Over one hundred eyewitness videos show systematic human rights violations by Morocco in Western Sahara
April 26. — An international team of expert video curators has reviewed over one hundred eyewitness videos filmed clandestinely by activists under Moroccan occupation in Western Sahara and found a pattern of systematic human rights violations committed by Morocco against the Sahrawi indigenous population.
These violations include police brutality and violent interventions against peaceful demonstrations calling for rights such as education, employment, free speech, freedom of assembly and a long-promised vote on self-determination to end Morocco’s 41-year occupation.
Just ahead of the April 27 UN Security Council vote to renew its peacekeeping mission in Western Sahara, the team at Watching Western Sahara has released its first annual report summarizing the social movements and patterns of human rights violations that are seen in collected videos from Sahrawi citizen journalists.
“In a place where foreign journalists are frequently expelled, international advocates and investigators banned, and local media censored, at-risk Sahrawi journalists provide practically the only source of on-the-ground reporting from Western Sahara,” said Madeleine Bair, Managing Editor of Watching Western Sahara.

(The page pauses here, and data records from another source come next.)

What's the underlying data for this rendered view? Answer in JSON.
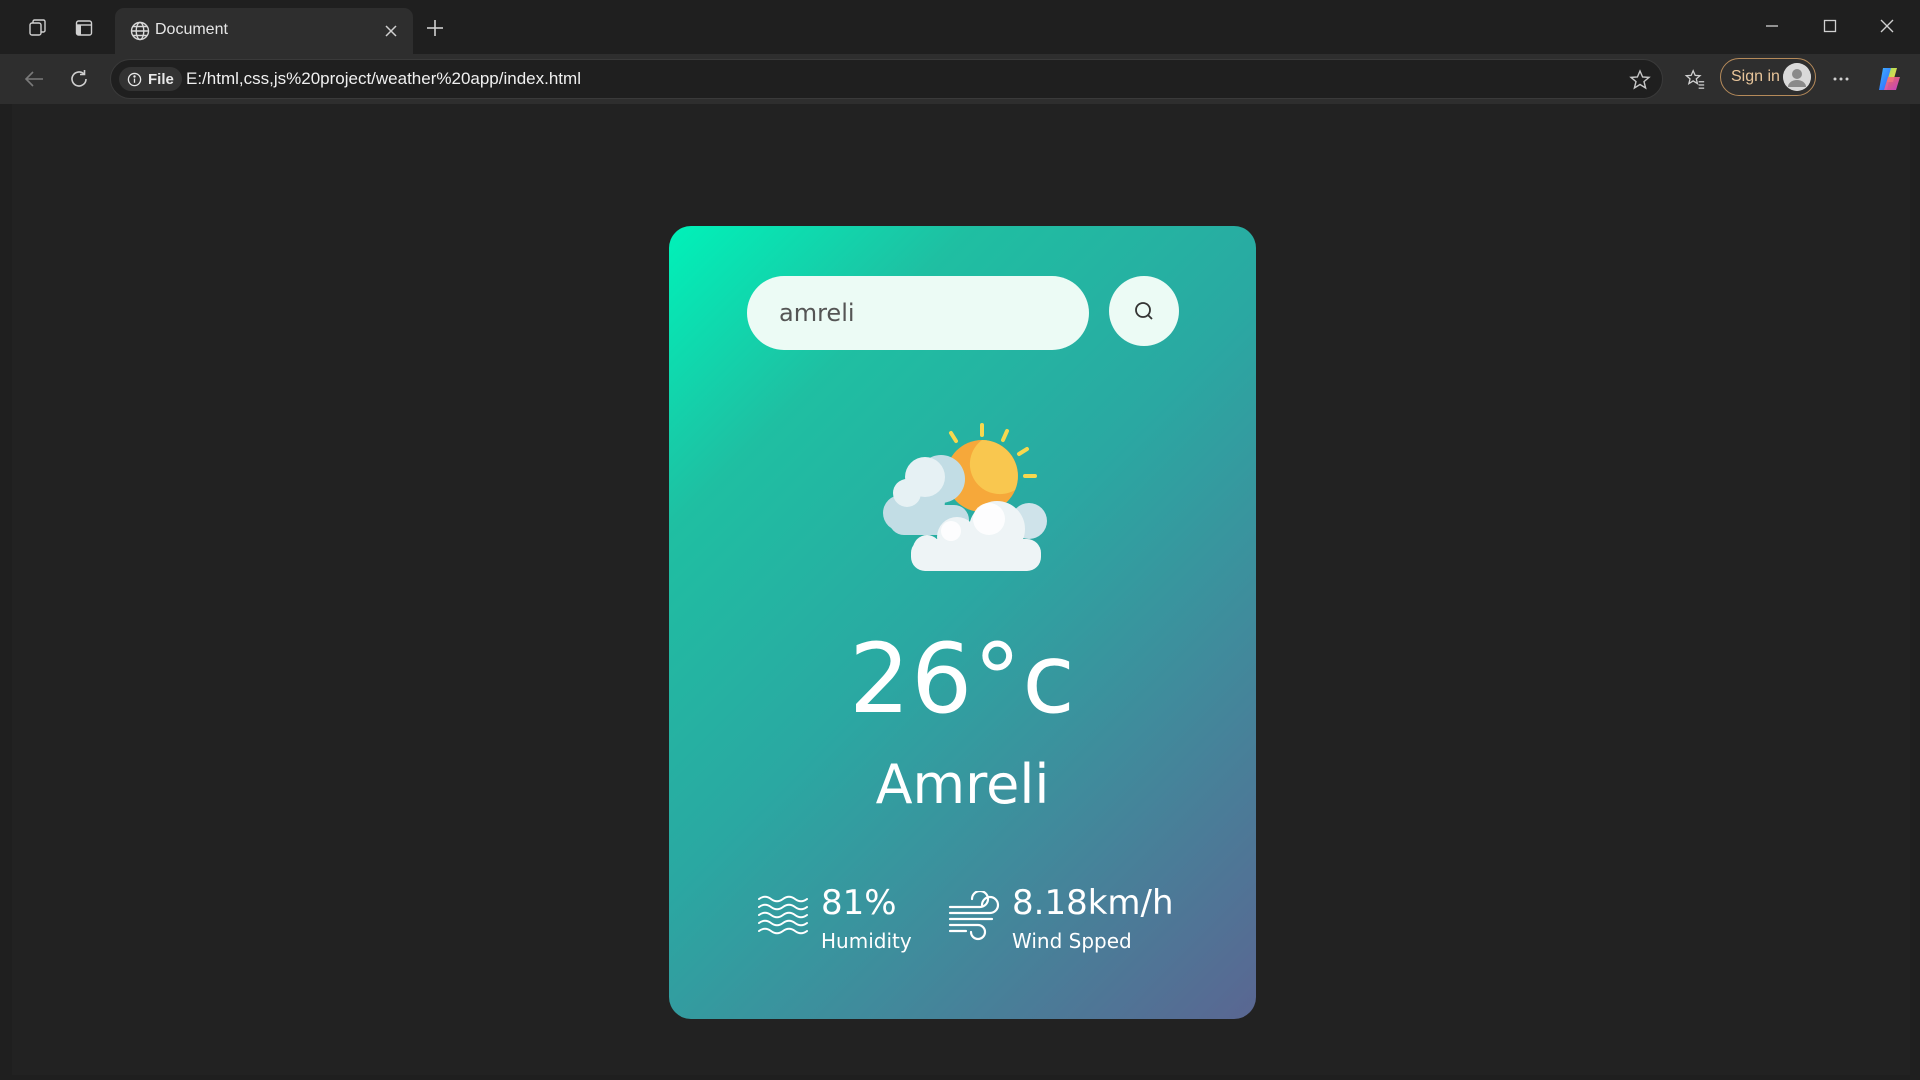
{
  "browser": {
    "tab": {
      "title": "Document"
    },
    "address_bar": {
      "scheme_label": "File",
      "url": "E:/html,css,js%20project/weather%20app/index.html"
    },
    "sign_in_label": "Sign in"
  },
  "weather_app": {
    "search": {
      "value": "amreli"
    },
    "condition_icon": "partly-cloudy-sun-icon",
    "temperature": "26°c",
    "city": "Amreli",
    "humidity": {
      "value": "81%",
      "label": "Humidity",
      "icon": "humidity-waves-icon"
    },
    "wind": {
      "value": "8.18km/h",
      "label": "Wind Spped",
      "icon": "wind-icon"
    }
  },
  "colors": {
    "card_gradient_start": "#00f2b9",
    "card_gradient_end": "#5a6692",
    "input_background": "#ecfbf5",
    "page_background": "#222222"
  }
}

For the past year, Watching Western Sahara, an initiative of the Western Sahara International Film Festival (FiSahara) and the WITNESS Media Lab, has curated and shared on its online platform over one hundred eyewitness videos from Western Sahara. The videos provide a unique and extraordinary window into a little-known, resources-rich territory that is referred to by many as “Africa’s last colony”.
“Given the current absence of UN human rights monitoring in the Western Sahara, the control of the press by Morocco, the banning of international human rights organizations, and the frequent expulsion of journalists and international observers, there is very little documentation to scrutinize to understand the state of human rights under Moroccan occupation” the report states. “And it may be one reason the Security Council continues, each April, to decline calls by Sahrawis and international human rights groups to implement its own human rights monitoring system by for its mission.”
“Out of sight, out of mind,” it concludes.
In 1975 Morocco and Mauritania invaded Western Sahara as Spain, the former colonial power, was withdrawing. Over one hundred thousands Sahrawis fled the occupation and settled in refugee camps in Southwestern Algeria, while others stayed in their homeland and now live under occupation. A protracted 16-year war followed between the Sahrawis, represented by the Polisario Front, and Morocco and Mauritania, which withdrew. In 1991 the United Nations brokered a cease-fire and promised a referendum on self-determination that is yet to be held.